Redline de Takeshi Koike est une animation d’une perfection qu’on n’a jamais encore vue ici : des voitures de course déchaînées crachent du feu et combattent pour la noble cause de courses non truquées, des concurrents clean et sans la Mafia tireuse de ficelles. Cela se double d’une histoire d’amour pour teenagers amourachés de sosies d’Elvis et de couleurs fluos. Ironiquement on pastiche les baisers hollywoodiens et tout cela est fort bien mis en couleurs et en mouvement.
Bref le règne du Manga va commencer, car les séries de télévision étaient aussi montrées et dénotent la vitalité du genre et sa déconfiture avec les Pokémon, une soupe laide et indigeste, mais là aussi les gamins vont nous sauver des monstres réels et imaginaires !
Last but not least, la section Open Doors était consacrée cette année à la Chine, à Taïwan et Hong Kong et proposait tellement d’excellents films que nous n’avons même pas pu aller voir ceux qui étaient nouveaux et prometteurs.

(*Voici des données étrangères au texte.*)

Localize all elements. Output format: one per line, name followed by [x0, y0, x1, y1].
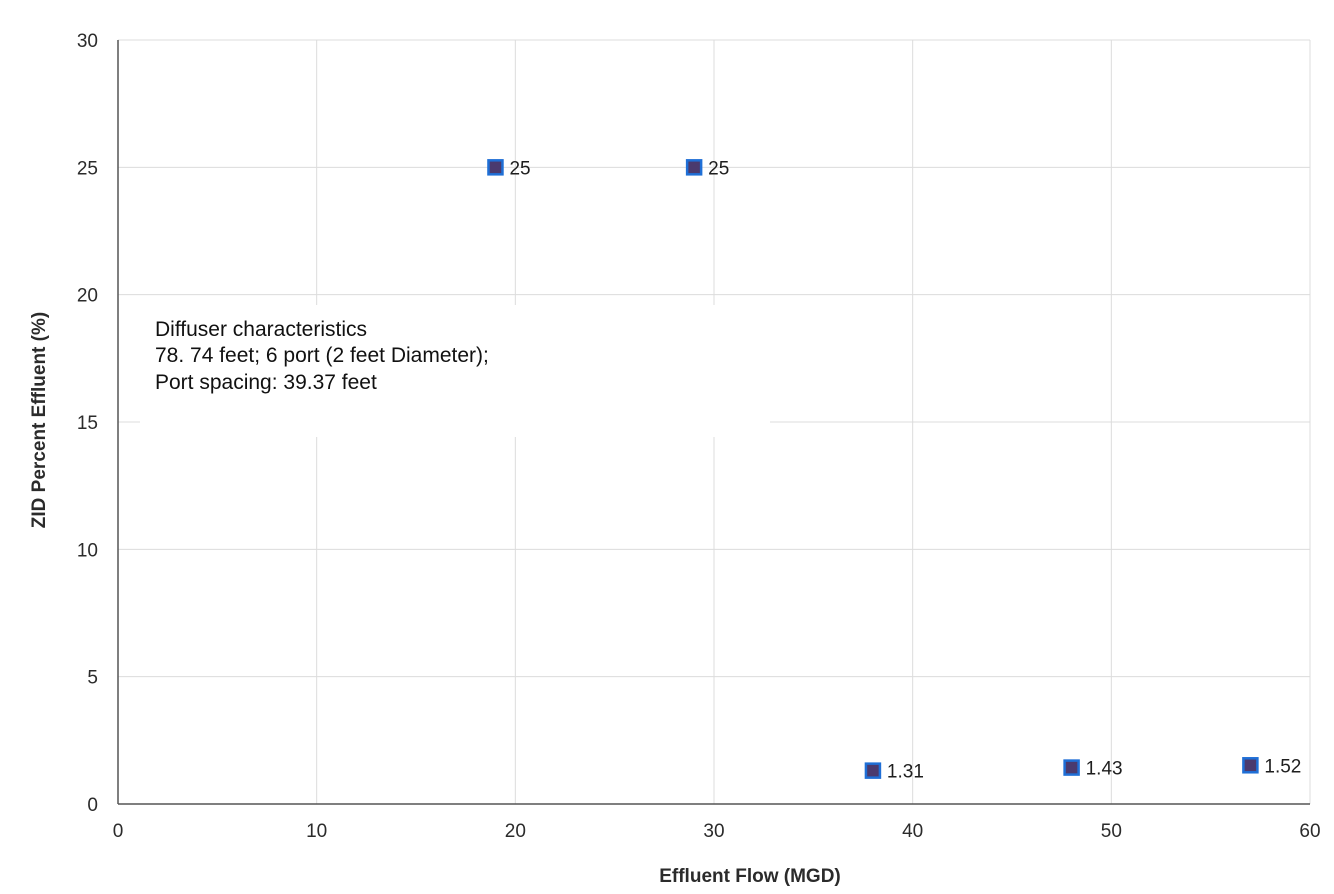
- tick-labels: 0 10 20 30 40 50 60 0 5 10 15 20 25 30: [77, 31, 1321, 842]
- y-tick-label: 15: [77, 413, 98, 434]
- annotation-line-2: 78. 74 feet; 6 port (2 feet Diameter);: [155, 344, 489, 367]
- x-axis-title: Effluent Flow (MGD): [659, 866, 841, 887]
- x-tick-label: 30: [703, 821, 724, 842]
- annotation-line-1: Diffuser characteristics: [155, 318, 367, 341]
- y-tick-label: 5: [87, 668, 98, 689]
- x-tick-label: 0: [113, 821, 124, 842]
- y-tick-label: 20: [77, 286, 98, 307]
- x-tick-label: 40: [902, 821, 923, 842]
- data-point-marker: [1063, 759, 1080, 776]
- x-tick-label: 60: [1299, 821, 1320, 842]
- data-point-marker: [685, 159, 703, 176]
- y-tick-label: 0: [87, 795, 98, 816]
- x-tick-label: 10: [306, 821, 327, 842]
- x-tick-label: 50: [1101, 821, 1122, 842]
- data-point-marker: [864, 762, 882, 779]
- x-tick-label: 20: [505, 821, 526, 842]
- axes: [117, 40, 1310, 805]
- data-point-label: 25: [708, 158, 729, 179]
- data-point-label: 25: [509, 158, 530, 179]
- y-axis-title: ZID Percent Effluent (%): [29, 312, 50, 528]
- y-tick-label: 10: [77, 540, 98, 561]
- data-point-label: 1.31: [887, 762, 924, 783]
- data-points: 25 25 1.31 1.43 1.52: [487, 158, 1301, 783]
- data-point-label: 1.52: [1264, 756, 1301, 777]
- annotation-background: [140, 305, 770, 437]
- data-point-marker: [487, 159, 504, 176]
- y-tick-label: 30: [77, 31, 98, 52]
- y-tick-label: 25: [77, 158, 98, 179]
- data-point-marker: [1242, 757, 1259, 774]
- annotation-line-3: Port spacing: 39.37 feet: [155, 371, 377, 394]
- data-point-label: 1.43: [1086, 759, 1123, 780]
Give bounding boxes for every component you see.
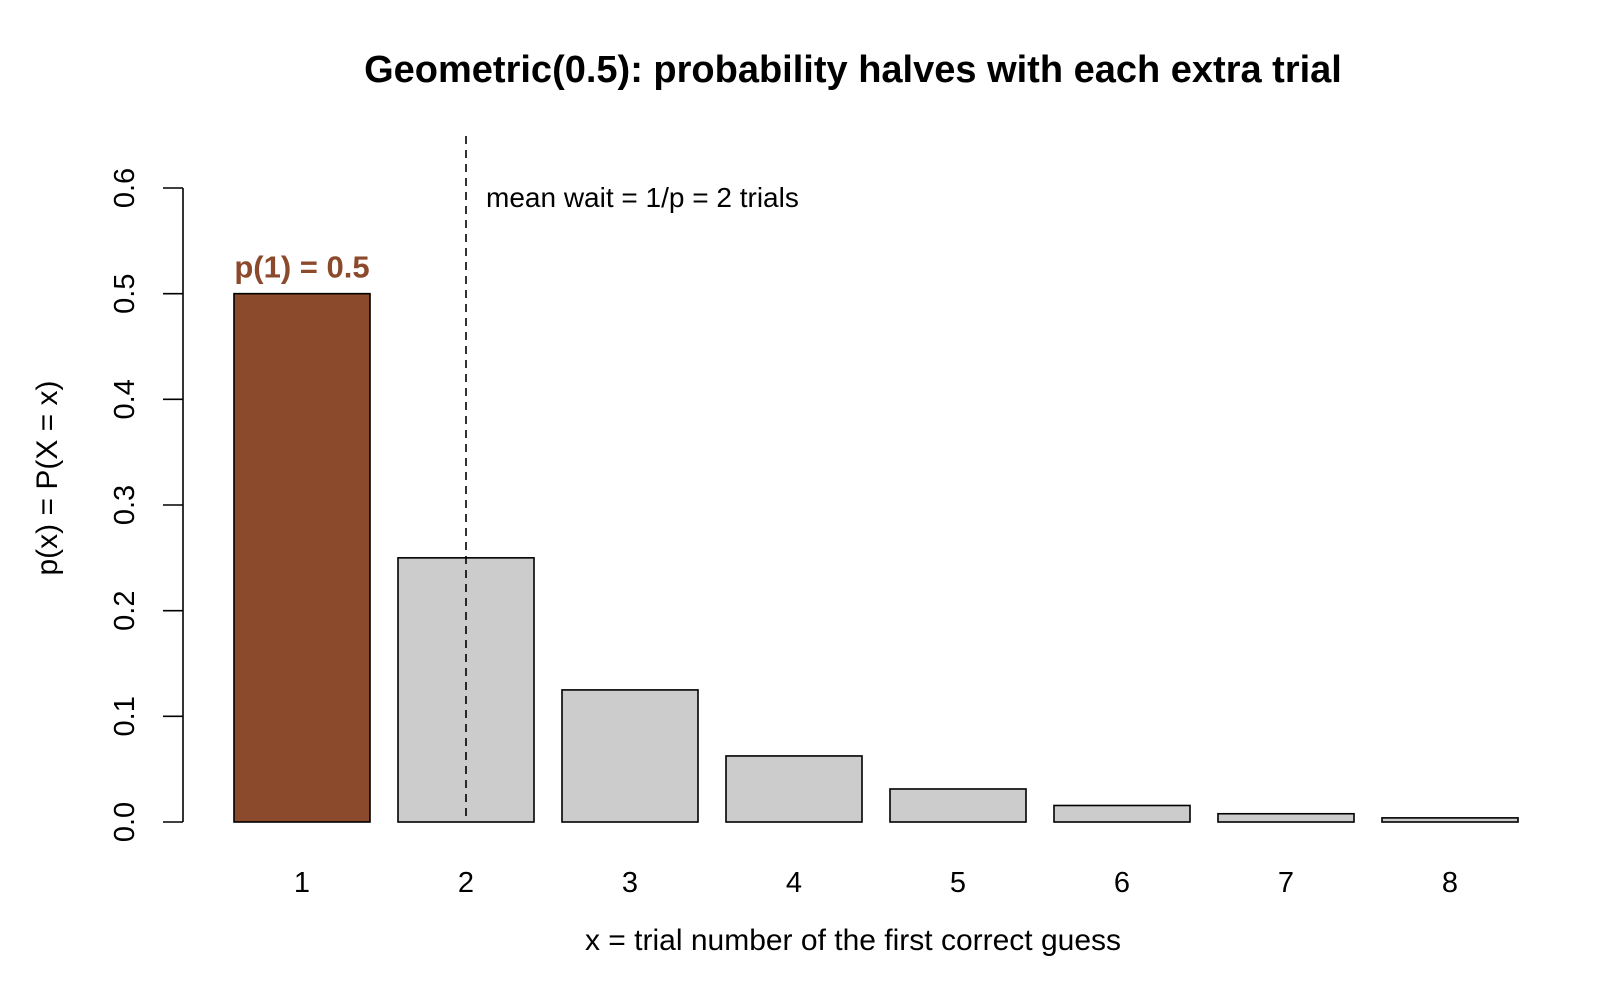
y-axis: 0.0 0.1 0.2 0.3 0.4 0.5 0.6: [109, 168, 184, 842]
y-tick-label: 0.2: [109, 591, 141, 631]
bar: [1381, 817, 1519, 823]
bar-highlight: [233, 292, 371, 823]
x-tick-label: 1: [294, 867, 310, 899]
chart-title: Geometric(0.5): probability halves with …: [364, 49, 1342, 91]
x-tick-label: 2: [458, 867, 474, 899]
x-tick-label: 8: [1442, 867, 1458, 899]
bar: [1053, 804, 1191, 823]
x-axis-label: x = trial number of the first correct gu…: [585, 924, 1121, 957]
y-tick-label: 0.6: [109, 168, 141, 208]
x-tick-label: 5: [950, 867, 966, 899]
x-tick-label: 6: [1114, 867, 1130, 899]
bars: [233, 292, 1519, 823]
x-tick-label: 3: [622, 867, 638, 899]
x-tick-label: 4: [786, 867, 802, 899]
y-tick-label: 0.1: [109, 696, 141, 736]
y-tick-label: 0.3: [109, 485, 141, 525]
bar: [1217, 812, 1355, 823]
bar: [561, 689, 699, 823]
x-axis-tick-labels: 1 2 3 4 5 6 7 8: [294, 867, 1458, 899]
y-tick-label: 0.4: [109, 379, 141, 419]
bar: [725, 755, 863, 823]
bar-value-label: p(1) = 0.5: [234, 250, 369, 285]
x-tick-label: 7: [1278, 867, 1294, 899]
y-axis-label: p(x) = P(X = x): [31, 380, 64, 575]
y-tick-label: 0.0: [109, 802, 141, 842]
bar: [889, 788, 1027, 823]
y-tick-label: 0.5: [109, 274, 141, 314]
annotations: p(1) = 0.5 mean wait = 1/p = 2 trials: [234, 136, 799, 822]
mean-annotation: mean wait = 1/p = 2 trials: [486, 182, 799, 213]
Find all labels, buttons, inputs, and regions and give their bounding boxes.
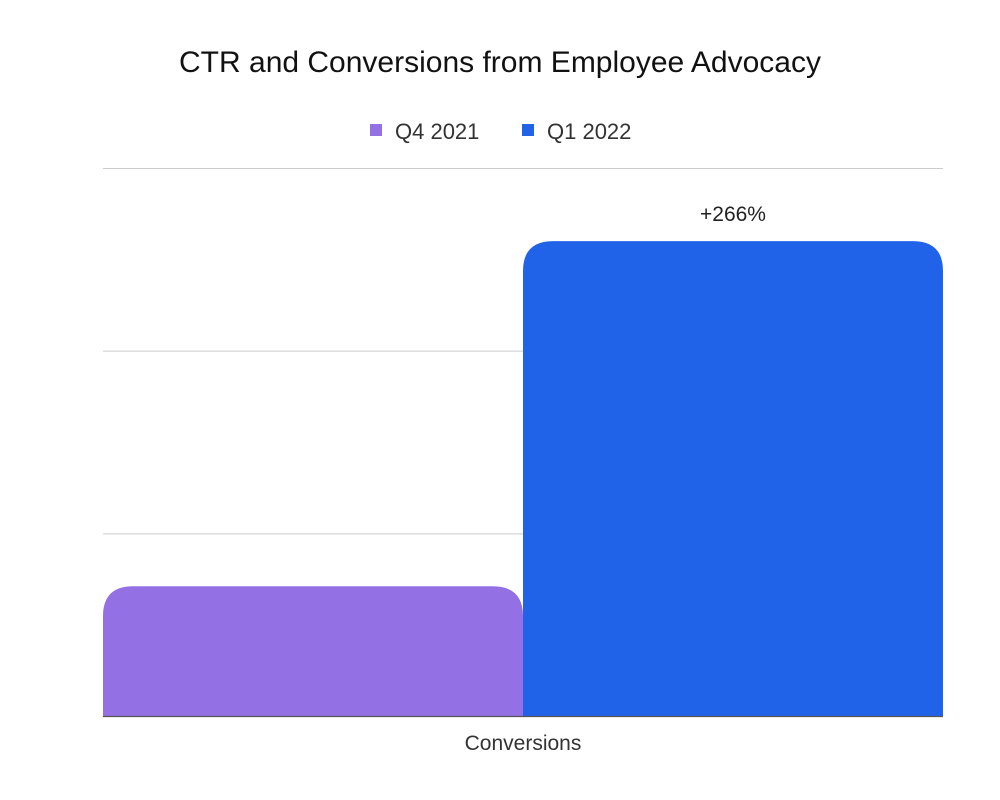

Savoir que c’est Olivier Père qui assumera l’édition 2010 et prendra ses fonctions le 1er septembre, nous rassure. Il saura garder cette diversité, ce foisonnement, cette ouverture au monde et une grande place pour Freddy Buache au premier rang ! Car Frédéric Maire, le directeur sortant , va prendre ses fonctions à la Cinémathèque Suisse. Comme on sait, sans Freddy Buache, pas de Cinémathèque Suisse, c’est grâce à lui que les films de Godard seront toujours bien gardés.